The road to an NCAA National Championship is long and gruelling for athletes, and Canadian-born hockey players tend to stick closer to home rather than making the jump to the American collegiate hockey circuit.
But for Robyn Foley, who hails from the Goulds and has ties with the Northern Peninsula, the risk was worth the reward.
Foley put together a more than impressive year with the Norwich Cadets based out of Northfield, Vermont. The junior blueliner boasted a plus-51 rating in the plus minus category through 29 regular season games, and put up 23 points to her credit.
But it didn’t end there for Foley.
The Division 3 Cadets took on Elmira College and downed the Soaring Eagles 2-1 in front of a packed home crowd to win the NCAA National Championship.
“It’s unbelievable,” Foley said from the Norwich campus where she is currently studying health sciences. “For someone to play NCAA hockey, that’s every girl’s dream to win a National Championship.

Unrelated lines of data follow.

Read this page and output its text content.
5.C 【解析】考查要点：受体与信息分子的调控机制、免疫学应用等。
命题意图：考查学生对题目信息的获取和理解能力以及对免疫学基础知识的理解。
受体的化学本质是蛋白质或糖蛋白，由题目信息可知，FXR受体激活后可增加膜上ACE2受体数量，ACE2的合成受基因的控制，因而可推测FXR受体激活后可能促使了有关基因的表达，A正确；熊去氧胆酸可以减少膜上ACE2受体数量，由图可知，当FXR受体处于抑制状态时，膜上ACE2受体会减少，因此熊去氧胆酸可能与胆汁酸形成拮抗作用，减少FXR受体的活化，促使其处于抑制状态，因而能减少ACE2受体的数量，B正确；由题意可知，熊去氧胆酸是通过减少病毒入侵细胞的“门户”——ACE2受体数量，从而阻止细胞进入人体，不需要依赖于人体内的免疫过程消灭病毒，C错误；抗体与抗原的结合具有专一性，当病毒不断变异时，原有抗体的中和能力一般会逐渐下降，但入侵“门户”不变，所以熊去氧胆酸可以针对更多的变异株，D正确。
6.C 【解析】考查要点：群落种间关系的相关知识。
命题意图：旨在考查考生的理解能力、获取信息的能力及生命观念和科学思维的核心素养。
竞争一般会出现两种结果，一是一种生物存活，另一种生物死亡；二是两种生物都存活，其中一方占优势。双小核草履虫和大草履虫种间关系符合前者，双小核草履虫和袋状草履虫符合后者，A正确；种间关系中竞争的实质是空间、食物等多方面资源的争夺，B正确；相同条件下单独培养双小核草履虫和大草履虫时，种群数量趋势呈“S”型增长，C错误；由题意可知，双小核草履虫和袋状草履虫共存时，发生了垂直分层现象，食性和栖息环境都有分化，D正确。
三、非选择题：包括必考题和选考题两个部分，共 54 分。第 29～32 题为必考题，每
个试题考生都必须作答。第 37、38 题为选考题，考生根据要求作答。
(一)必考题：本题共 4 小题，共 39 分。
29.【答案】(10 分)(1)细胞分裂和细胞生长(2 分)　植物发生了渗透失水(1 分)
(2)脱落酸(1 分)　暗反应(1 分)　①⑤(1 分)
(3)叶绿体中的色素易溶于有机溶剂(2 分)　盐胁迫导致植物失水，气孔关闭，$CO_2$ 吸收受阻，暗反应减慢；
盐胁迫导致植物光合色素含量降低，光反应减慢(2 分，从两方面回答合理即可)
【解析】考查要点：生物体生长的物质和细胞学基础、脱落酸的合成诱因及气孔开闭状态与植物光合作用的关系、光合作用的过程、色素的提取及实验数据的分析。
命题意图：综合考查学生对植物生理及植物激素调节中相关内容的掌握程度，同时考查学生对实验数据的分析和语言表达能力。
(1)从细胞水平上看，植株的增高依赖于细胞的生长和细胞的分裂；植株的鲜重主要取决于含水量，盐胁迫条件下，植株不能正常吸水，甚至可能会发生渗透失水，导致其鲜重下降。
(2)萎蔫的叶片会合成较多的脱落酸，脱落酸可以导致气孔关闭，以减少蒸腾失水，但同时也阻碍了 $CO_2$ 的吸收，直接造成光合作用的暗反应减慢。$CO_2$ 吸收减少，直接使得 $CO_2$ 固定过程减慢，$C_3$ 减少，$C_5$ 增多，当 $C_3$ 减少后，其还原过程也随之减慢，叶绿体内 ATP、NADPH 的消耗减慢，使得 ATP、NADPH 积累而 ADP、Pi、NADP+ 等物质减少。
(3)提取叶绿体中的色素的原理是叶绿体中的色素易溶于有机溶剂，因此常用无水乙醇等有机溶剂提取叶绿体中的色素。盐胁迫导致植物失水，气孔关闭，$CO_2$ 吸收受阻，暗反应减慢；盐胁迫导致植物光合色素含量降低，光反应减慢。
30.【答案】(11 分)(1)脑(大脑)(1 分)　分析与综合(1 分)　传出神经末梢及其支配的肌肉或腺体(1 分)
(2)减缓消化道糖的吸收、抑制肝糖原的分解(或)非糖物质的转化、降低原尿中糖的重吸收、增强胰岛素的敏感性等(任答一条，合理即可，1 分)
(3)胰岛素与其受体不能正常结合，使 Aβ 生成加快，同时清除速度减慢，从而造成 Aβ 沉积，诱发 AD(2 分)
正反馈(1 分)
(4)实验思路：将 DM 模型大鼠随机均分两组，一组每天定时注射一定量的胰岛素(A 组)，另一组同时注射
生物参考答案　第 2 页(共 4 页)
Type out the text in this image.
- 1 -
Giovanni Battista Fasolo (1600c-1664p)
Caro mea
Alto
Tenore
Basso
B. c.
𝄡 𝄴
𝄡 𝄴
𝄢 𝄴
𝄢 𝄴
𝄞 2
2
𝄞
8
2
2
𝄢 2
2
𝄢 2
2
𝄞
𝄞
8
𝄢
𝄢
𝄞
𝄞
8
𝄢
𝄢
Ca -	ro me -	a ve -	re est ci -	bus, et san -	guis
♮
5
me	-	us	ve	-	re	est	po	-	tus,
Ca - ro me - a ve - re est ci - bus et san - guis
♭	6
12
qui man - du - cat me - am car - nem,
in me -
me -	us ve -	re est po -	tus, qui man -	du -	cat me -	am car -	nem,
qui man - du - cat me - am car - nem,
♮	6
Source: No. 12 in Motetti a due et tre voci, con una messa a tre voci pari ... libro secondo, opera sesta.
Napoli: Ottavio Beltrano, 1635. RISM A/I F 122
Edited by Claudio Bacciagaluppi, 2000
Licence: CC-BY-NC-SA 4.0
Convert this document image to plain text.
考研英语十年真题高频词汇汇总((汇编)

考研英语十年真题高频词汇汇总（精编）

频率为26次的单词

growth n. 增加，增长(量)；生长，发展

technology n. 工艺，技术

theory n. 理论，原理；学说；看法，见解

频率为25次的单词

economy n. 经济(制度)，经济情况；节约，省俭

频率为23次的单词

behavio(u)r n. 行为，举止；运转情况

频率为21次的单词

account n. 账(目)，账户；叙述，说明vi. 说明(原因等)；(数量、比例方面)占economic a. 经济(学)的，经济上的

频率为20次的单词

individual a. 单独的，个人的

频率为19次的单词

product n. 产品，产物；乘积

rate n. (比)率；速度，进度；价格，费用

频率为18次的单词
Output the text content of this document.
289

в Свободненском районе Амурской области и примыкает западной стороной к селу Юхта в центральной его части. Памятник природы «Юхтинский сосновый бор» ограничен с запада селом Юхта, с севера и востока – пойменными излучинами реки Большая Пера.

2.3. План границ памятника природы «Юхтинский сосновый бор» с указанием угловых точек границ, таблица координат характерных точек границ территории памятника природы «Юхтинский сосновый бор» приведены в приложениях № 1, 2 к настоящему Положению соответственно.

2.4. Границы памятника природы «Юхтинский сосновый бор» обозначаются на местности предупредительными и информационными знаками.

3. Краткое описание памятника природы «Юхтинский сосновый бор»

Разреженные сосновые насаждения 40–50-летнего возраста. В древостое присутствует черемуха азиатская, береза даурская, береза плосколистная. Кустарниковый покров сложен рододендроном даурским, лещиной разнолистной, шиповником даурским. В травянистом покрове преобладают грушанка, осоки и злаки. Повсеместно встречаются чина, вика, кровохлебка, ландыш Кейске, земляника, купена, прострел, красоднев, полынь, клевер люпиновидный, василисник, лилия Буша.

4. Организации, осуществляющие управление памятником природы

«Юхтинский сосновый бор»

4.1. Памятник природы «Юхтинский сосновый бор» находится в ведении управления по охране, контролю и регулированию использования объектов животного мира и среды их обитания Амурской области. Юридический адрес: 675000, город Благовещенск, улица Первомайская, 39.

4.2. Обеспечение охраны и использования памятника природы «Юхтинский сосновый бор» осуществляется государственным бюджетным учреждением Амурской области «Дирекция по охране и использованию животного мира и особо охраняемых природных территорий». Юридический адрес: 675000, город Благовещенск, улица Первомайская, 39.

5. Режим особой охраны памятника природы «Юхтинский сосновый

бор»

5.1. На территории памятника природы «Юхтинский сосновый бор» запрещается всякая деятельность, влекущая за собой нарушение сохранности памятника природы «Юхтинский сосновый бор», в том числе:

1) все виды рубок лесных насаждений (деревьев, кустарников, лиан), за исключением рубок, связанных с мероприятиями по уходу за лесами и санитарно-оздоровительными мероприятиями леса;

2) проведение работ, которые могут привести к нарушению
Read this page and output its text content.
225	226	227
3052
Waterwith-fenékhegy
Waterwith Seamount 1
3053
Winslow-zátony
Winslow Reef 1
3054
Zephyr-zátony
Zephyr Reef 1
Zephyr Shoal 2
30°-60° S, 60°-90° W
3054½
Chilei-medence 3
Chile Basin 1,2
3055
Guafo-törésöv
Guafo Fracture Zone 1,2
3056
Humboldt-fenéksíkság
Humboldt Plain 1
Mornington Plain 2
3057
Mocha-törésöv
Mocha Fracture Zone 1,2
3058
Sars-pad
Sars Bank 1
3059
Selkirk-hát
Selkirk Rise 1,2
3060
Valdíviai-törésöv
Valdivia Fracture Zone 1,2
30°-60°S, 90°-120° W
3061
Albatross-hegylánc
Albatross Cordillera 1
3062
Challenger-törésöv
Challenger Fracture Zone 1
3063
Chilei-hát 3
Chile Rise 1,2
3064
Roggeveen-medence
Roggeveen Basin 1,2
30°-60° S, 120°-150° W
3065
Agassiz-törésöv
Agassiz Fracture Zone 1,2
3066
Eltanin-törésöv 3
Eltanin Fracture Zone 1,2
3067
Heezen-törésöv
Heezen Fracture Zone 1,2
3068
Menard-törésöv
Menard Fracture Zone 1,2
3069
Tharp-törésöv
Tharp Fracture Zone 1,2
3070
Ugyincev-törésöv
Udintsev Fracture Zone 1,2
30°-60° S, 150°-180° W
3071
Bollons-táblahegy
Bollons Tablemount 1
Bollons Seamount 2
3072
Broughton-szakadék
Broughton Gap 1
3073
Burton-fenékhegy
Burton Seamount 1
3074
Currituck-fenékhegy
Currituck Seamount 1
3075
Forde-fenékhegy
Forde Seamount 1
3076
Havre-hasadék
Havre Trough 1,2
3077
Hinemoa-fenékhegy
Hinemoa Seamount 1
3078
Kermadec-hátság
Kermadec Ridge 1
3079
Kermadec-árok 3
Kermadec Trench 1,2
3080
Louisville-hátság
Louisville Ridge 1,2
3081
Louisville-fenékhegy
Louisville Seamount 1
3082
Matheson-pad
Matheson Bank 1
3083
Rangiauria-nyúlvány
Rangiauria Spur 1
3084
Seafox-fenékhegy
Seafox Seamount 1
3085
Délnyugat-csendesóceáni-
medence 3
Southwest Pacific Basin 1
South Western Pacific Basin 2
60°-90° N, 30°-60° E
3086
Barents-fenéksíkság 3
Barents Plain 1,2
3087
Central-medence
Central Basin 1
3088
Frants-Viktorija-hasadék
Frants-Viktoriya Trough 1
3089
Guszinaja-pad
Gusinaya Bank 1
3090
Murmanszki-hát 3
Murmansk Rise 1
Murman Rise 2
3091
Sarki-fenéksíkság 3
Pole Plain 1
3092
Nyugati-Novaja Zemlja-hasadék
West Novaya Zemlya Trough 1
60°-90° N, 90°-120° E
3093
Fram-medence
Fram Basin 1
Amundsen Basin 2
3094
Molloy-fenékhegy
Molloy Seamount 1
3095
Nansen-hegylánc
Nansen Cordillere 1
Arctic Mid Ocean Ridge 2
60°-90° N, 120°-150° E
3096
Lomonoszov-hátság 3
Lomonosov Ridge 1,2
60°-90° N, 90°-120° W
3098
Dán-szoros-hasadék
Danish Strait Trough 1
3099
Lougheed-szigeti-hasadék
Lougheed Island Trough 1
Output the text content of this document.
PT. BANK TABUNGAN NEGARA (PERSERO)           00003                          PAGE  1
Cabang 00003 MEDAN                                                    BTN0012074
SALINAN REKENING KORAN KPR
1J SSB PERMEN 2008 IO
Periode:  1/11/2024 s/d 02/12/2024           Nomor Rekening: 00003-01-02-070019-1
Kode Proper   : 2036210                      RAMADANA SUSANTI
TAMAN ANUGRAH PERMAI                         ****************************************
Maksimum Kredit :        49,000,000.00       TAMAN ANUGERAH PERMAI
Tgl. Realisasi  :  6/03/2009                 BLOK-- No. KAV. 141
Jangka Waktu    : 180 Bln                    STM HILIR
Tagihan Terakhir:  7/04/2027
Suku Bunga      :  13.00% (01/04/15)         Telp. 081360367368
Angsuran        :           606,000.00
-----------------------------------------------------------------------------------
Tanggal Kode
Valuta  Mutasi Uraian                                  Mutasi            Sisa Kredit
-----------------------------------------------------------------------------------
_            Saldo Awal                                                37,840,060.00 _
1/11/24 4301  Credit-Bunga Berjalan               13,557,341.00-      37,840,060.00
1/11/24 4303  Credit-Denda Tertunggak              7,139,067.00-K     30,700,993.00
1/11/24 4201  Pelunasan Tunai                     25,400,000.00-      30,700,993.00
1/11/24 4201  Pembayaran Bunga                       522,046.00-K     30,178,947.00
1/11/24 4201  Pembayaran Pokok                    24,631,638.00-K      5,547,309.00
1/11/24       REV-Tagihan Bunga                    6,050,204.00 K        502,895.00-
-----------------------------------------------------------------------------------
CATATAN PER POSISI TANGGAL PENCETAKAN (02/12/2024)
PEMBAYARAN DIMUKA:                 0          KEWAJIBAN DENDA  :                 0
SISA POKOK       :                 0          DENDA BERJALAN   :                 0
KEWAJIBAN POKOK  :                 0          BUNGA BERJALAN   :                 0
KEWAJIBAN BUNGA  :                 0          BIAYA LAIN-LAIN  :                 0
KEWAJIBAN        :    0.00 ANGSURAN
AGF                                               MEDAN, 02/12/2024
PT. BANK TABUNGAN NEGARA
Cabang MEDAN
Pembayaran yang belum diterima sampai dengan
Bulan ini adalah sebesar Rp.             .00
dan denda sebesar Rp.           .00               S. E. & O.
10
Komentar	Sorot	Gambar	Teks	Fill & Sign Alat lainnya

We had almost 3000 fans and it was crazy to win it at home.”
To add to her already successful year Foley was also selected as a second-team All-American, the only Canadian to make the cut out of the 24 skaters selected, the rest of which are native to the United States.
While Foley has only one year left at Norwich, she’s already eyeing a future in hockey while also continuing her career path in the health sciences.
“As of now I’m probably going to take a year off from school after I graduate next year to get some clinical hours and stuff, because I’m thinking about going to physical therapy for grad school,” Foley said. “There’s a professional league in Boston area called the CWHL, so if I can get some clinical hours around there or something I’d like to stay around this area.”
The Canadian Women’s Hockey League currently has seven hockey clubs throughout Canada and the United States, with one of those teams calling Boston home.
Foley says it has taken a lot of hard work to get to where she is today, after getting her start in hockey and the young age of 6-years-old.
“The offseason is the most important thing,” she said. “We did it. It took a lot of hard work.”